Je compte les kilomètres qui me séparent de mon point d’arrivée comme un compte à rebours. Je les avale. Et je touche au but. A Villechauve. Sous la pluie.

Ce qui devait être une étape sous forme de clin d’œil à mon dernier partenaire potentiel, Alexandre Loriot, sonne avec une pointe de regret. Pourtant, ici je suis bien. Je suis allé à la mairie quérir l’autorisation de m’installer près d’un petit étang, avec un grand préau et des sanitaires et j’ai été exaucé. Commence alors le ballet de l’installation du campement.

Ici je serai au sec. Et j’en suis ravi. Je regarde les averses qui se succèdent, les unes après les autres, après de courtes accalmies. Je monte la tente, dresse l’oriflamme et prends un selfie de mon check avec une canette de 8.6, seule bière trouvée dans l’épicerie de ce matin.

Ici, il n’y a pas de commerce. La France profonde et rurale dans son plus grand dénuement. Ici encore, les jeunes font de la moto, vont sur Tiktok en se lamentant de voir les bars fermer les uns après les autres, à l’image de ce café-supérette dénommé « Le Mexique », dans lequel j’avais fait mes « courses » cinq ans plus tôt et qui n’existe plus.

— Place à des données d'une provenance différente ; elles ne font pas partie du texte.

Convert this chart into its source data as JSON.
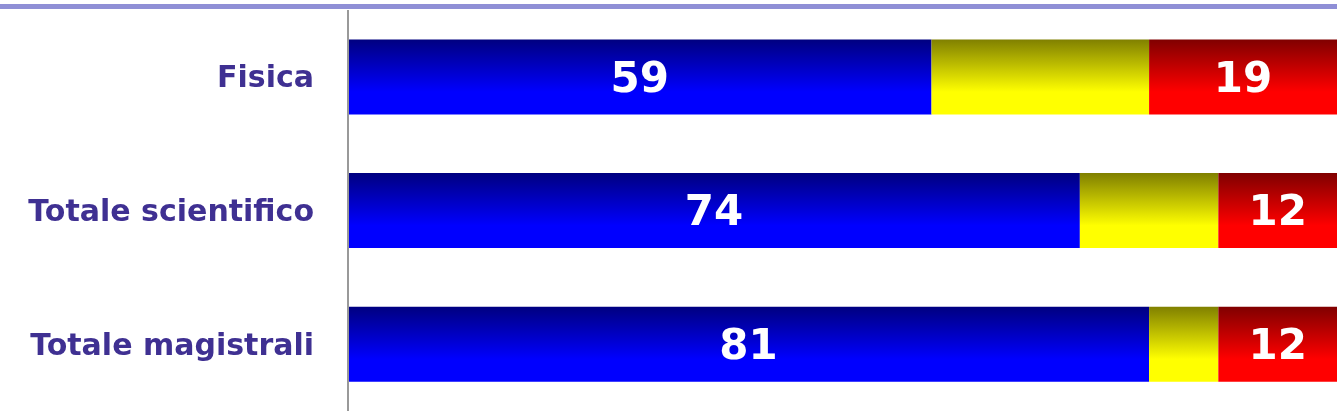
{
  "chart_data": {
    "type": "bar",
    "orientation": "horizontal",
    "stacked": true,
    "categories": [
      "Fisica",
      "Totale scientifico",
      "Totale magistrali"
    ],
    "series": [
      {
        "color": "#0000ff",
        "values": [
          59,
          74,
          81
        ],
        "value_labels": [
          "59",
          "74",
          "81"
        ]
      },
      {
        "color": "#ffff00",
        "values": [
          22,
          14,
          7
        ],
        "value_labels": [
          null,
          null,
          null
        ]
      },
      {
        "color": "#ff0000",
        "values": [
          19,
          12,
          12
        ],
        "value_labels": [
          "19",
          "12",
          "12"
        ]
      }
    ],
    "tick_labels": "y"
  }
}
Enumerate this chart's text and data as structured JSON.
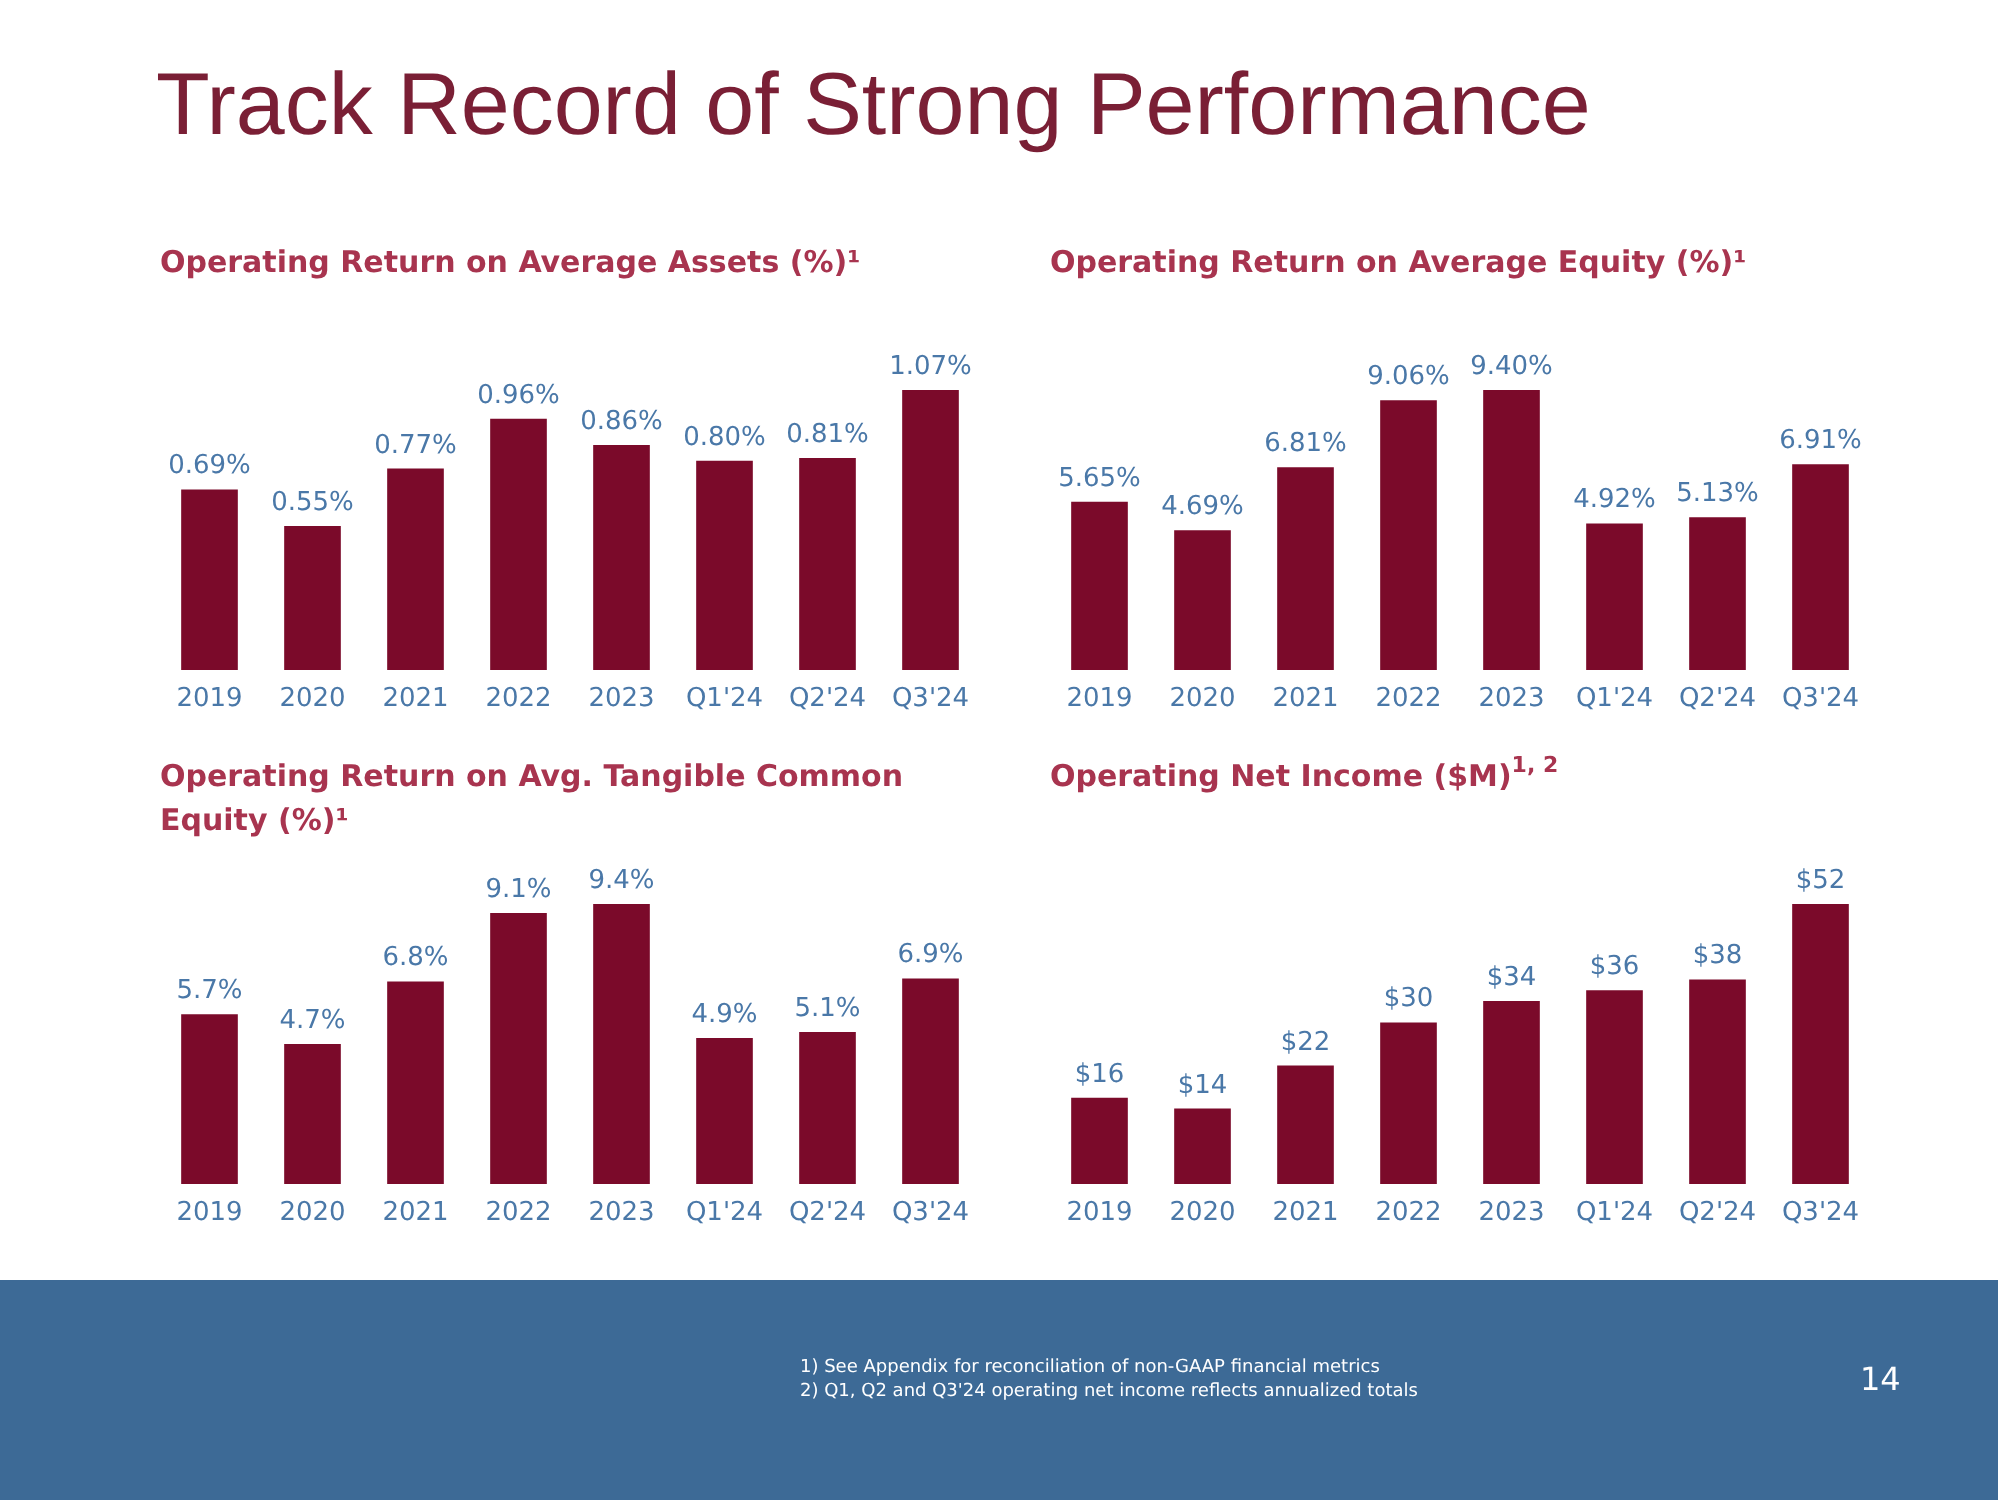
{
  "chart_data": [
    {
      "type": "bar",
      "title": "Operating Return on Average Assets (%)¹",
      "annotations": [
        "Track Record of Strong Performance"
      ],
      "categories": [
        "2019",
        "2020",
        "2021",
        "2022",
        "2023",
        "Q1'24",
        "Q2'24",
        "Q3'24"
      ],
      "values": [
        0.69,
        0.55,
        0.77,
        0.96,
        0.86,
        0.8,
        0.81,
        1.07
      ],
      "value_labels": [
        "0.69%",
        "0.55%",
        "0.77%",
        "0.96%",
        "0.86%",
        "0.80%",
        "0.81%",
        "1.07%"
      ],
      "color": "#7b0a2a"
    },
    {
      "type": "bar",
      "title": "Operating Return on Average Equity (%)¹",
      "categories": [
        "2019",
        "2020",
        "2021",
        "2022",
        "2023",
        "Q1'24",
        "Q2'24",
        "Q3'24"
      ],
      "values": [
        5.65,
        4.69,
        6.81,
        9.06,
        9.4,
        4.92,
        5.13,
        6.91
      ],
      "value_labels": [
        "5.65%",
        "4.69%",
        "6.81%",
        "9.06%",
        "9.40%",
        "4.92%",
        "5.13%",
        "6.91%"
      ],
      "color": "#7b0a2a"
    },
    {
      "type": "bar",
      "title": "Operating Return on Avg. Tangible Common Equity (%)¹",
      "categories": [
        "2019",
        "2020",
        "2021",
        "2022",
        "2023",
        "Q1'24",
        "Q2'24",
        "Q3'24"
      ],
      "values": [
        5.7,
        4.7,
        6.8,
        9.1,
        9.4,
        4.9,
        5.1,
        6.9
      ],
      "value_labels": [
        "5.7%",
        "4.7%",
        "6.8%",
        "9.1%",
        "9.4%",
        "4.9%",
        "5.1%",
        "6.9%"
      ],
      "color": "#7b0a2a"
    },
    {
      "type": "bar",
      "title": "Operating Net Income ($M)$^{1, 2}$",
      "annotations": [
        "1)    See Appendix for reconciliation of non-GAAP financial metrics",
        "2)    Q1, Q2 and Q3'24 operating net income reflects annualized totals",
        "14"
      ],
      "categories": [
        "2019",
        "2020",
        "2021",
        "2022",
        "2023",
        "Q1'24",
        "Q2'24",
        "Q3'24"
      ],
      "values": [
        16,
        14,
        22,
        30,
        34,
        36,
        38,
        52
      ],
      "value_labels": [
        "$16",
        "$14",
        "$22",
        "$30",
        "$34",
        "$36",
        "$38",
        "$52"
      ],
      "color": "#7b0a2a"
    }
  ]
}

Cette désertification, c’est ce que me raconte Ludo, qui est venu faire courir son chien sur l’aire de jeux et de détente à proximité de l’endroit où j’ai posé mes affaires. Nous discutons. Nous nous trouvons quelques affinités concernant la situation politique, sociale et sanitaire de la France. Notamment en ce qui concerne l’obligation vaccinale qui pointe le bout de son nez.

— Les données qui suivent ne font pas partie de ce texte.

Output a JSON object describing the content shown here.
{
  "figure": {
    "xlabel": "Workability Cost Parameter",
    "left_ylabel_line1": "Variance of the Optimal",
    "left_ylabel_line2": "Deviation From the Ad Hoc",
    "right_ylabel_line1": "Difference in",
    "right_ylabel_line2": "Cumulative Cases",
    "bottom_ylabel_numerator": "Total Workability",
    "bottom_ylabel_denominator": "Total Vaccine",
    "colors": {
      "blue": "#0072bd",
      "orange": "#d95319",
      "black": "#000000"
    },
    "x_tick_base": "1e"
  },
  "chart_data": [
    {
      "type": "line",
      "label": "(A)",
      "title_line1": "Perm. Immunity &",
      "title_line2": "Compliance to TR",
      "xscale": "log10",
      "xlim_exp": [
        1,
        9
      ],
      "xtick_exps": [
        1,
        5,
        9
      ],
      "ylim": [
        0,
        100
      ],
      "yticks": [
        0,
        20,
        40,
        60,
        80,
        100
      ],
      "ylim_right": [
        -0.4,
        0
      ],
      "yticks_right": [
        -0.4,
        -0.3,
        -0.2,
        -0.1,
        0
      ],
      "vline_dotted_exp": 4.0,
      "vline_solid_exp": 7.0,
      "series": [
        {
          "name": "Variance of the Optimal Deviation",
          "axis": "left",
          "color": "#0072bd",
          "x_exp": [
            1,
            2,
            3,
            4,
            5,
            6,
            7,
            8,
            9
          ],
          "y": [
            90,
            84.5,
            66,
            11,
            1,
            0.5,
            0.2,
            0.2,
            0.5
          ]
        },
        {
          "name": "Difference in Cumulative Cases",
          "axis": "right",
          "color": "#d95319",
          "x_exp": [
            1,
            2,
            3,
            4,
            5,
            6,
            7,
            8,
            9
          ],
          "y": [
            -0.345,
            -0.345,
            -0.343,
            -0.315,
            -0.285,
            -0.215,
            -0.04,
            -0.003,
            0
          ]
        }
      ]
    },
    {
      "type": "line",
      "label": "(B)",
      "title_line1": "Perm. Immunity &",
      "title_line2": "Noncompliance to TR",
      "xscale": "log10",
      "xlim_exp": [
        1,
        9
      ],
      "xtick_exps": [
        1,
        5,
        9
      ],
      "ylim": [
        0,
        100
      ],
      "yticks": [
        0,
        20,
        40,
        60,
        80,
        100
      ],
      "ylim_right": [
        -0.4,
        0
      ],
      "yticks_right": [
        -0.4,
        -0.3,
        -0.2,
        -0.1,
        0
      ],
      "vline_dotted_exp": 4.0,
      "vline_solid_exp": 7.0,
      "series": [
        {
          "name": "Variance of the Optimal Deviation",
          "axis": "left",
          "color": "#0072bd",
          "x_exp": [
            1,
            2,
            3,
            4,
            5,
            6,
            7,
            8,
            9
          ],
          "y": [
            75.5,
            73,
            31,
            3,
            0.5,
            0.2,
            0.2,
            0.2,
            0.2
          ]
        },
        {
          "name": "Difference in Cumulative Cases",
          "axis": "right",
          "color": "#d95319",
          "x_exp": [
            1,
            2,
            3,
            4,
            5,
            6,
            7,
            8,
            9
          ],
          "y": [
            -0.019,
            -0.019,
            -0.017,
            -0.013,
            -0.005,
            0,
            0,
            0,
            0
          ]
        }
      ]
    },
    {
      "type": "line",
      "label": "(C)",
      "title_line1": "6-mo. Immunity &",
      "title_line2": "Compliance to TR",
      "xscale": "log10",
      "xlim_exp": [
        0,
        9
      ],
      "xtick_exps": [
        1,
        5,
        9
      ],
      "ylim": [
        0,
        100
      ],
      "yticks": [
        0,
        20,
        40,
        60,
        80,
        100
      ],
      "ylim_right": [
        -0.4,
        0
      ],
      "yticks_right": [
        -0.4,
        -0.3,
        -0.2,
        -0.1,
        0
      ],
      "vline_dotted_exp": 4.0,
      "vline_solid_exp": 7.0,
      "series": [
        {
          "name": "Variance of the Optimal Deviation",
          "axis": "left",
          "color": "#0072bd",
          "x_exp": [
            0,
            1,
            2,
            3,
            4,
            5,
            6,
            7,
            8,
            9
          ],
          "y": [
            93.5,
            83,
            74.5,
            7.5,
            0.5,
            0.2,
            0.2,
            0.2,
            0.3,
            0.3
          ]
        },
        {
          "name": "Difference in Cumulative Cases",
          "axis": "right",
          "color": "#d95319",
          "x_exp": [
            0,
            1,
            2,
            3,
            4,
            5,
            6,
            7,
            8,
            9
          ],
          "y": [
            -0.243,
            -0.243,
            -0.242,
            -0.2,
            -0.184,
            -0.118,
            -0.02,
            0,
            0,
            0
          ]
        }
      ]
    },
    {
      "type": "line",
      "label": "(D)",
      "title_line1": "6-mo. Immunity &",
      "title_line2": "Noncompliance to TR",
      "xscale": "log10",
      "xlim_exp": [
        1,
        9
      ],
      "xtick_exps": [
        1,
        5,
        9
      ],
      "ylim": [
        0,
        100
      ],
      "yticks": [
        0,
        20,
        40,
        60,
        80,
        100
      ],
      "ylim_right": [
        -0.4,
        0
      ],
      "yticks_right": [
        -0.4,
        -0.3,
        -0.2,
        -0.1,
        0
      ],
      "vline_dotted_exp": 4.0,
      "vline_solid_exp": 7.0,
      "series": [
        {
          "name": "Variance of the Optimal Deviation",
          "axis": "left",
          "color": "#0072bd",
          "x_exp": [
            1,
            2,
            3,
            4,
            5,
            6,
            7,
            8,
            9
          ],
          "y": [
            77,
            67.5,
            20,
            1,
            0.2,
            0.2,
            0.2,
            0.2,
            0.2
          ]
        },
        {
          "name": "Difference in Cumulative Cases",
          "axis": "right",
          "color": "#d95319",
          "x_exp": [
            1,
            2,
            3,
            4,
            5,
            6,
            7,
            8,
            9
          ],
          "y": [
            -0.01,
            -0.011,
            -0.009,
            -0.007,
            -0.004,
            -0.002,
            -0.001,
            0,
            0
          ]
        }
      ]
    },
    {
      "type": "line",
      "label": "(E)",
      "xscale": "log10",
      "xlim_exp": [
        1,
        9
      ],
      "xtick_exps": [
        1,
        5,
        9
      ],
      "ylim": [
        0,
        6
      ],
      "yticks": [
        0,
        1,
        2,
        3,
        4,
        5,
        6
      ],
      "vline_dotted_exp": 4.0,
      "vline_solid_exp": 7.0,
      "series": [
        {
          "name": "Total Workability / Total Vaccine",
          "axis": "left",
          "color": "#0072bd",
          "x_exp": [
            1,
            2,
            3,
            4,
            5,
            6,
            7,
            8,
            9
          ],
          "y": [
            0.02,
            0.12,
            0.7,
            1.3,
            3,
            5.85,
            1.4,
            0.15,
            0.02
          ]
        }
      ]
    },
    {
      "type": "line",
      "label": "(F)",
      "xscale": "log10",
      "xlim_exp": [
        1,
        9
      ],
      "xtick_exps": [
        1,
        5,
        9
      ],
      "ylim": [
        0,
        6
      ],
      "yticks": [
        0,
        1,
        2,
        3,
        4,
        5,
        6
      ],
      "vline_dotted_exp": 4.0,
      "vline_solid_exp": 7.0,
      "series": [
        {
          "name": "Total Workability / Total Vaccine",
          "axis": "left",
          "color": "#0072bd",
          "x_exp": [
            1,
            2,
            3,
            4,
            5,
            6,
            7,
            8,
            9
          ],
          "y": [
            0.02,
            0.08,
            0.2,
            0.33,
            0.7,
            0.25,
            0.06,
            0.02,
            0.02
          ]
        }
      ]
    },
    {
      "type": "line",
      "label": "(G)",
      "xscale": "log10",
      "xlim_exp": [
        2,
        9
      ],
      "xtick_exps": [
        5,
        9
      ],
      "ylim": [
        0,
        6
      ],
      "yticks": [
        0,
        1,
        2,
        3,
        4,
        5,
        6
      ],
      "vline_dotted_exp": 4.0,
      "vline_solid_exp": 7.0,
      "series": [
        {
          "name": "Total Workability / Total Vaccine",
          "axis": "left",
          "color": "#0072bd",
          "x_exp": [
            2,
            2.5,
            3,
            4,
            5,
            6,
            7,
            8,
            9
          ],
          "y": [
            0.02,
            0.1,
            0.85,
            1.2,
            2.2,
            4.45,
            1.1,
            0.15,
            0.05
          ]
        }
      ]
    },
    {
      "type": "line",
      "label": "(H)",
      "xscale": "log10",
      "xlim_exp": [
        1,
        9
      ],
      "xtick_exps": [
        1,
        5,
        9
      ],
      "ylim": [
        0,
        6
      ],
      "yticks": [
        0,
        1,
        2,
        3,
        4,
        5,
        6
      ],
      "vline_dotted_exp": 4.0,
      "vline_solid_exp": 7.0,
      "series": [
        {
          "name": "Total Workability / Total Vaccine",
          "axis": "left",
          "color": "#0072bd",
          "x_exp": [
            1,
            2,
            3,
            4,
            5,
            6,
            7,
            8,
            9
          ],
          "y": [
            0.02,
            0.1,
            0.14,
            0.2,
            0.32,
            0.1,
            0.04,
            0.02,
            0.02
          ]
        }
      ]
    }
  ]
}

Ludo a garé sa camionnette à proximité. Il se propose d’aller y chercher deux bouteilles de Goudale. Je ne peux pas dire non à cette proposition et à la promesse d’échanges qu’elle recèle, en toute sincérité, sans a priori ni jugement. Nous discutons durant une heure, avant qu’il ne reparte en ayant pris mes coordonnées via la page Facebook de l’Avocat à la Course.

Cet ancien militaire de quarante-six ans, aujourd’hui artisan dans l’ameublement de magasins m’a ému. Emu par une forme de lucidité désabusée concernant notre société. Emu par son envie de vivre, de boire, de baiser et de fumer sans avoir de compte à rendre… à l’image de son chien qui ne va chercher la balle « que s’il le veut ».

Ludo me propose du lait frais pour demain matin. Il est allé en chercher à la ferme. Je rince une bouteille de bière qui fera l’affaire de contenant. Puis il s’en va. Un dernier coup de klaxon et la vie poursuit son cours, pour lui comme pour moi.

J’espère une journée moins pluvieuse demain. Pourtant, rien ni personne ne me la promet. Je file me coucher avec Jack Kerouac après avoir effectué un brin de toilette. Il n’est que vingt heures vingt mais je suis épuisé. Aujourd’hui encore, je n’aurais pas chômé. Malgré la pluie.